US disrupts multimillion-dollar bank account takeover operation targeting Americans
Summary
The US Department of Justice seized the domain web3adspanels.org and an associated database used as a control panel for a large bank account takeover (BAT) operation. Criminals bought fraudulent search ads on major engines to direct victims to fake bank login pages, harvested credentials via embedded malicious code, and used those details to drain accounts. Investigators have identified at least 19 victims so far, with attempted losses around $28 million and confirmed losses of about $14.6 million. The seized site hosted credentials for thousands and remained active as recently as November 2025.
Key Points
- DOJ seized the web domain and database used to manage stolen bank credentials.
- The fraud used paid search ads on Google and Bing that mimicked legitimate bank links to lure victims.
- Fake login pages captured credentials via malicious code and enabled account takeover and fund theft.
- At least 19 identified victims: ~ $28 million in attempted losses and ~$14.6 million confirmed lost.
- The seized site held credentials for thousands and was active up to November 2025.

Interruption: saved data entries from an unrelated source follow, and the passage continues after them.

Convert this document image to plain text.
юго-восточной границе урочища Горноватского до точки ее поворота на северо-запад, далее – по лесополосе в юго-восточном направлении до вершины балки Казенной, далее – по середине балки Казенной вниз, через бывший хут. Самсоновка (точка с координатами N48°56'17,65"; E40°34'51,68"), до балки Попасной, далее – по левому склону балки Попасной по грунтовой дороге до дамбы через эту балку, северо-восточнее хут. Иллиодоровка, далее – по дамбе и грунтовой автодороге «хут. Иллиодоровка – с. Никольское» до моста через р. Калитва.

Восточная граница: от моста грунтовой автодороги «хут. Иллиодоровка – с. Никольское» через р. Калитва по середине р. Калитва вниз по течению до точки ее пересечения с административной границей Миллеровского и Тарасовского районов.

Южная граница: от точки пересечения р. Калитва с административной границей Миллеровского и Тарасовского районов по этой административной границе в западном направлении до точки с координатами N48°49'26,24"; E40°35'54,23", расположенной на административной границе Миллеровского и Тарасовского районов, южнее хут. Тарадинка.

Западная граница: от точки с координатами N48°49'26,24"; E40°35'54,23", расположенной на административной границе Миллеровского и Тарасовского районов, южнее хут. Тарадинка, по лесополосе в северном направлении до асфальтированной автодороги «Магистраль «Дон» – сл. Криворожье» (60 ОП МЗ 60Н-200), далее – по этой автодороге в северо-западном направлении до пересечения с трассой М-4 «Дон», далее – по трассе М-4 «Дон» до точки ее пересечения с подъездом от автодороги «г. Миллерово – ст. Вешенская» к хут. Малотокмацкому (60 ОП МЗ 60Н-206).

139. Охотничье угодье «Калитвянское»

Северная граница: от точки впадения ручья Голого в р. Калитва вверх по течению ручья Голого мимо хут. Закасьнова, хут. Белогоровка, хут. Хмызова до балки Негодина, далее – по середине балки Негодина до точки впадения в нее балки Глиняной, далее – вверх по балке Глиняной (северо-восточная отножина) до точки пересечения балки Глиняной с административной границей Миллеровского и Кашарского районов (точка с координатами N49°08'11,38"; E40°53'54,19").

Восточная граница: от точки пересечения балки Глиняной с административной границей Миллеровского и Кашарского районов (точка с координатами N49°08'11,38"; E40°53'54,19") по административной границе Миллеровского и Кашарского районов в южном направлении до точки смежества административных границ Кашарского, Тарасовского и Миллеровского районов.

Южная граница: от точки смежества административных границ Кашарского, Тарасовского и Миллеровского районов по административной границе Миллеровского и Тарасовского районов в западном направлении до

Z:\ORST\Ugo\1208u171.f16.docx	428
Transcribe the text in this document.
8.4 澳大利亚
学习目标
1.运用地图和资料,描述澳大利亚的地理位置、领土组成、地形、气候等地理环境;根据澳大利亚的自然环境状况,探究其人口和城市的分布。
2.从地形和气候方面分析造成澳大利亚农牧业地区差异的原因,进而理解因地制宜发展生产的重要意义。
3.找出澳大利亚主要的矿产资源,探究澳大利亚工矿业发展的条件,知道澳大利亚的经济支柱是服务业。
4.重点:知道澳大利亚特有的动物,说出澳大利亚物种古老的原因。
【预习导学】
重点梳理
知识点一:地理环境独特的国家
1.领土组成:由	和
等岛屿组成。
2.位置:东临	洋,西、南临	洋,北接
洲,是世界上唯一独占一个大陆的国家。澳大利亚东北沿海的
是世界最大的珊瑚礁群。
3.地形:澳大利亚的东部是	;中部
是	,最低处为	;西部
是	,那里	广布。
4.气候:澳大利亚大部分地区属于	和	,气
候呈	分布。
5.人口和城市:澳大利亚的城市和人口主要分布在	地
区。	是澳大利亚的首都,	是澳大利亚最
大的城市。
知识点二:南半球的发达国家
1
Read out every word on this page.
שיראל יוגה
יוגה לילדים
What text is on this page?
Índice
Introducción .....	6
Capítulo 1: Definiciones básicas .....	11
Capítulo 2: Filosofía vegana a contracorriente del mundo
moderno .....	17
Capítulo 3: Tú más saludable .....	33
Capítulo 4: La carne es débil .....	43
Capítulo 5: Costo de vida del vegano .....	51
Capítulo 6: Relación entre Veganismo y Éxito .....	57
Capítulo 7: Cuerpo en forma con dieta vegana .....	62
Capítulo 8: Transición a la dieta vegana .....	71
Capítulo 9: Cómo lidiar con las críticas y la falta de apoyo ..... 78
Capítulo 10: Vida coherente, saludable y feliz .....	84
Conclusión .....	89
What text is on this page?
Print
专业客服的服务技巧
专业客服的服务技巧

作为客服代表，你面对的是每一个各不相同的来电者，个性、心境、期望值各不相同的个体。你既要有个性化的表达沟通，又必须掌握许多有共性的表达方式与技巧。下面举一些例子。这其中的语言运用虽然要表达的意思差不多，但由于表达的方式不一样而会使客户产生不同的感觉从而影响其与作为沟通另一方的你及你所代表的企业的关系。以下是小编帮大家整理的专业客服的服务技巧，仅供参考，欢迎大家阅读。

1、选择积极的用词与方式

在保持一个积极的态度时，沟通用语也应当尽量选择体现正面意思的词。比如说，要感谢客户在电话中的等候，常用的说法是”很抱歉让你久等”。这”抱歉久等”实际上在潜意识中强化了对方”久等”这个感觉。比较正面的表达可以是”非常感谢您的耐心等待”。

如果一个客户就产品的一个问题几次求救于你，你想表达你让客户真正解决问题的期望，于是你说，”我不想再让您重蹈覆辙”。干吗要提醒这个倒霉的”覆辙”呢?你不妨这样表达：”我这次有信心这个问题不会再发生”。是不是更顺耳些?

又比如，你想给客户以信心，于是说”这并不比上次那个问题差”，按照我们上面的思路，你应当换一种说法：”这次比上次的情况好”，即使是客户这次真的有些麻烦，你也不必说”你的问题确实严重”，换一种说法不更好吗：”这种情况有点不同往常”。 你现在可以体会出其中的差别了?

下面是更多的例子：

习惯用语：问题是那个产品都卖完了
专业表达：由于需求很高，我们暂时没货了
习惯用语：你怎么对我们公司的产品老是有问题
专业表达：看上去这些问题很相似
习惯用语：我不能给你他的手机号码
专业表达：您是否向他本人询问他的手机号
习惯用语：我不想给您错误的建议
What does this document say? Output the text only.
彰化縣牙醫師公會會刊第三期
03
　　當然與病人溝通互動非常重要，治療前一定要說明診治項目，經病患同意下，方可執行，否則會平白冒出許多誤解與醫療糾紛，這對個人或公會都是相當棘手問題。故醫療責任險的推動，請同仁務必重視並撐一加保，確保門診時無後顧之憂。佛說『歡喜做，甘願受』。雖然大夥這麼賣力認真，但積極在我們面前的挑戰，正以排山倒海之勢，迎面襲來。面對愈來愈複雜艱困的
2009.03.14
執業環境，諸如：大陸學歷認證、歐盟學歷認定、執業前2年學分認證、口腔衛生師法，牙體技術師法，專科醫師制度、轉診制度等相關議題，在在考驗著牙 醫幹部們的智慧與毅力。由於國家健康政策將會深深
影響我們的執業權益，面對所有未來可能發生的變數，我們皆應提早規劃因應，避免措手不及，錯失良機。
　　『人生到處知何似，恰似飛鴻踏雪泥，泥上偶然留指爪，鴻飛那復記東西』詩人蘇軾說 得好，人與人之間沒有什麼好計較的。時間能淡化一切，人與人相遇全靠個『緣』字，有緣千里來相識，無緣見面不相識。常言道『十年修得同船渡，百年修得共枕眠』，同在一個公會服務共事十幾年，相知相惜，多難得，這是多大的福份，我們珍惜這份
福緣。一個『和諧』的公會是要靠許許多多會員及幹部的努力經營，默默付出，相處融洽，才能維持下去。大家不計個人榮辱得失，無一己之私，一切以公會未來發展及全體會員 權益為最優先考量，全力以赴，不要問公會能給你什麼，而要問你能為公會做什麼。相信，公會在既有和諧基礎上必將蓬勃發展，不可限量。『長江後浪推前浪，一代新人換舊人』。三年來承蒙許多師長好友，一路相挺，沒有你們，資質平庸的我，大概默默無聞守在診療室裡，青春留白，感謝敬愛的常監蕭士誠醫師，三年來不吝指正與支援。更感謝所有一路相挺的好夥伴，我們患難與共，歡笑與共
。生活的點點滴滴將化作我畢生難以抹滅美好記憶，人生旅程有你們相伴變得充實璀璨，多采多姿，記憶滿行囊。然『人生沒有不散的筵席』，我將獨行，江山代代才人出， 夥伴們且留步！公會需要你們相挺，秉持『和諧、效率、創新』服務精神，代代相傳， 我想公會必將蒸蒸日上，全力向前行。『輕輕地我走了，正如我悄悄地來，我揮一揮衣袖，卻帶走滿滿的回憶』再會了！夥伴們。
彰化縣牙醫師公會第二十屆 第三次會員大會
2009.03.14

- The action forms part of a wider US crackdown on BAT fraud; the FBI’s IC3 logged over 5,100 complaints since January 2025 with losses exceeding $262 million.
- Visitors to the domain now see a law enforcement seizure splash page, disrupting the criminals’ control panel and future thefts.
Content summary
The scheme operated by buying deceptive sponsored search results that looked like official bank pages. When users clicked, they were routed to convincing counterfeit sites where login details were harvested by hidden code. Attackers then used those credentials to access real accounts and siphon funds. The DOJ’s seizure of the domain and database both interrupts the infrastructure criminals used to organise and monetise the stolen credentials and prevents further immediate misuse. The takedown is framed as part of escalating US enforcement against bank account takeover schemes, which have surged across the country.
Context and relevance
This incident highlights how search-ad abuse and phishing continue to be effective at scale. It ties into broader trends: fraudsters are increasingly professionalising (centralised control panels, credential databases) and leveraging mainstream ad platforms to reach victims. For banks, security teams and consumers, it underlines the limits of relying on link appearance alone and the importance of multi-factor authentication, rapid fraud detection, and public–private cooperation to take down criminal infrastructure.
Author’s take
Punchy and straightforward: this is a big win for law enforcement because it dismantles a central piece of infrastructure that let crooks manage stolen credentials and cash out at scale. If you care about fraud trends or run online services, the tactics used here are worth noting — they’re scalable and very profitable for criminals until they’re cut off.
Why should I read this?
Because it shows exactly how slick criminals are using legitimate ad channels to impersonate banks and steal cash — and how a targeted seizure can blunt that attack. Quick read, helps you spot the danger and think about practical protections for customers or staff.